For many years I’ve heard from patients across the country with questions about their healthcare. Not medical questions; rather questions about something in the healthcare system that isn’t working the way they want, or expect it, to work. They can’t get their doctors to answer their questions, or the insurance company has turned them down for a test or treatment, or they got a bill they didn’t expect – or – ______ (fill in the blank with hundreds more questions!)

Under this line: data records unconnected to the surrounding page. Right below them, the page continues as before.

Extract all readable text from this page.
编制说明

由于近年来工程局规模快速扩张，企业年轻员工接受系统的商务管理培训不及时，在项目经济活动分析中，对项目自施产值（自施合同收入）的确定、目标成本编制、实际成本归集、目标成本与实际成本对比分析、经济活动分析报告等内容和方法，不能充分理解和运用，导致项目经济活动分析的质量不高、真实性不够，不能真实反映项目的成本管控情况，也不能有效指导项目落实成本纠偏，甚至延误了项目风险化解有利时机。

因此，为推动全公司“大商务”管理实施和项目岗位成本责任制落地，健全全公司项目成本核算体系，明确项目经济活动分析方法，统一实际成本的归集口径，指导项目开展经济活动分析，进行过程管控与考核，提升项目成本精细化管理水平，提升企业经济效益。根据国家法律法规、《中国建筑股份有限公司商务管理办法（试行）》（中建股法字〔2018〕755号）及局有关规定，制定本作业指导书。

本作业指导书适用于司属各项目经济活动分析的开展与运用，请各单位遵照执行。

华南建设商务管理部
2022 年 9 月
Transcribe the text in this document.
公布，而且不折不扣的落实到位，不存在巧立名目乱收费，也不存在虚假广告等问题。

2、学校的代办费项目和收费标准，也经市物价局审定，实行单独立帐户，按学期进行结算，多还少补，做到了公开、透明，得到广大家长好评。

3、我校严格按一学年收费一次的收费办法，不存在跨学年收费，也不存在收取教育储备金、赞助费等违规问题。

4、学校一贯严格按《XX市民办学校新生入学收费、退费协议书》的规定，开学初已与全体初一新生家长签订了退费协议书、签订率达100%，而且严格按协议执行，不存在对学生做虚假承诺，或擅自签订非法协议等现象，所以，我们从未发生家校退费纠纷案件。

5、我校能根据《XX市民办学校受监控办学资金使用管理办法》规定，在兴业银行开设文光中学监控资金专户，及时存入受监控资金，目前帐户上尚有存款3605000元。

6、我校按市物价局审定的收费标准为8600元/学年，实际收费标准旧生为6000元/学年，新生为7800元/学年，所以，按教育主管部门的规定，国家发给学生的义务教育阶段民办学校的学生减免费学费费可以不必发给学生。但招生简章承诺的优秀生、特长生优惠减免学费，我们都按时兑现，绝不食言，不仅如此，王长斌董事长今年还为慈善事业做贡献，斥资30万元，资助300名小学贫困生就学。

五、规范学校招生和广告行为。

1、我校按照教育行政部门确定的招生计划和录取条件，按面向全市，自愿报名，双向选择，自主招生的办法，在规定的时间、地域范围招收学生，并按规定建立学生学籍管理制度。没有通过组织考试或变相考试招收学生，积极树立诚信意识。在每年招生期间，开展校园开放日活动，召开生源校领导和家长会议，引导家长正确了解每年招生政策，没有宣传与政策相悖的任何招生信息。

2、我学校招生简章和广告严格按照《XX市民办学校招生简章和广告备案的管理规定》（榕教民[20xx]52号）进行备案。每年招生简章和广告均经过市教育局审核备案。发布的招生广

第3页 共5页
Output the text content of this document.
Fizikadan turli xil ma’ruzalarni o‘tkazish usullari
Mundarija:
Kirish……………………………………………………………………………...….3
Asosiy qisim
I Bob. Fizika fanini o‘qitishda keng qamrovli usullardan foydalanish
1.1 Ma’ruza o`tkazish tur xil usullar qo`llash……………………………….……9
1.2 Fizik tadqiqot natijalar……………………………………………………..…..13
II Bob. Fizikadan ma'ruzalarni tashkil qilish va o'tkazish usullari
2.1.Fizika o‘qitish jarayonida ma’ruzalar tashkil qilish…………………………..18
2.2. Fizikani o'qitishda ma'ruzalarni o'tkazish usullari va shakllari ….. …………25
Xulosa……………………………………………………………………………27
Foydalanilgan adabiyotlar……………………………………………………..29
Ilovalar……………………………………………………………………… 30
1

There is one theme that runs through every question; – that is – a lack of trust. In every case, the reason they are turning to me is because they don’t trust either an answer they’ve been given, or they don’t trust the person or entity who gave them that answer, or both.
A trust gap has developed, a chasm really, that’s growing wider, between patients and the traditional system of obtaining healthcare. The more they need, whether it’s more medical care or more answers about that care, the less they are getting. That widening chasm represents rationing – of care and communication. The more care and communication are rationed, the more frustrated patients become and their trust erodes even further.
When vulnerable people can’t trust, then they become desperate. That’s often the point when they go in search of someone to help, and more and more frequently, that person they are hoping will help them is one of us – a patient advocate. Knowing that, this next statement will make perfect sense to you: As a patient advocate, perhaps the most important thing you can give your client is a sense of trust – trust in you and what you can do for him or her. No, you can’t make clients trust their doctors or their insurance companies, but you can help them trust you. That needs to be the first step in engagement between the patient and the advocate.
This concept became clearer to me recently when I was contacted directly by one of the patients I mentioned at the beginning of this post. We’ll call her Matilda. Matilda and I have actually carried on an exchange of ideas for several years – to help her try to get the diagnosis that has eluded her all this time. She has become fairly savvy about tests and lab values and differential diagnosis. She’s a good advocate for herself, but roadblocks continue to be put in her way. Matilda has been frustrated by the system for years.
Unbeknownst to me, Matilda contacted one of our AdvoConnection member advocates (we’ll call her Selena) to inquire about engaging her services, in hopes of getting that diagnosis she needs. There was an exchange of ideas between them, and then Selena told Matilda what her services would cost, and that Selena would need copies of Matilda’s medical records to get started.
I do not know what other conversations took place, but Matilda emailed me, very upset, saying that Selena expected her (Matilda) to pay for those records by herself AND that she didn’t really know what it would cost in total, because Selena wouldn’t tell her. Not only that, Selena expected Matilda to sign a “HIPPA” form [sic – should be HIPAA] which was supposed to protect Matilda, not get her upset!
Now – we, as professionals, understand exactly what has taken place. Clearly Matilda doesn’t understand that she will have to pay to get copies of her records, nor does Matilda understand that Selena can’t possibly give her a price on the work until the two of them agree on a scope of work. Without the records, Selena can’t begin to outline a scope of work that she can price. Further, Selena needs Matilda’s permission to review those records and perhaps, at some point, discuss them with Matilda’s doctors.
However – what has really taken place here is that Matilda now feels as if Selena is ONE MORE PERSON WHO WORKS IN HEALTHCARE SHE CAN’T TRUST. Through no fault of her own, Selena has gotten lumped in with a system and judgment she’s not part of.
So what should have happened differently so Matilda wouldn’t feel so distrustful of Selena? There are actually a handful of things that Selena could have explained, like the process for getting a hold of medical records and why Matilda would have to pay for them, or the purpose of the signature on the HIPAA form, or at what point Selena would be able to give a more solid price quotation. Or, perhaps Selena could set up a review system, such as charging $350 to do an assessment of Matilda’s situation. Then, if Matilda would hire Selena to do all the other work as they would agree on, then the $350 assessment fee would be subtracted from the eventual contract.
Bottom line, what Selena owed Matilda was a reason to trust that she, Selena, would take the time to explain, and could explain in clear, understandable language, what needed to be done and how it would be done – all those things that no one in the traditional health system is doing for Matilda now.
Do you approach each of your clients with the realization that you must instill trust in your relationship and work? Do you explain things potential clients need to understand so it’s clear to them and won’t frustrate them? Do you manage their expectations about your role in their pursuit of what they need so you won’t be lumped into the same chasm of services they are getting from the rest of the system?
If you gain trust, then there’s a good chance you’ll gain a new client, too.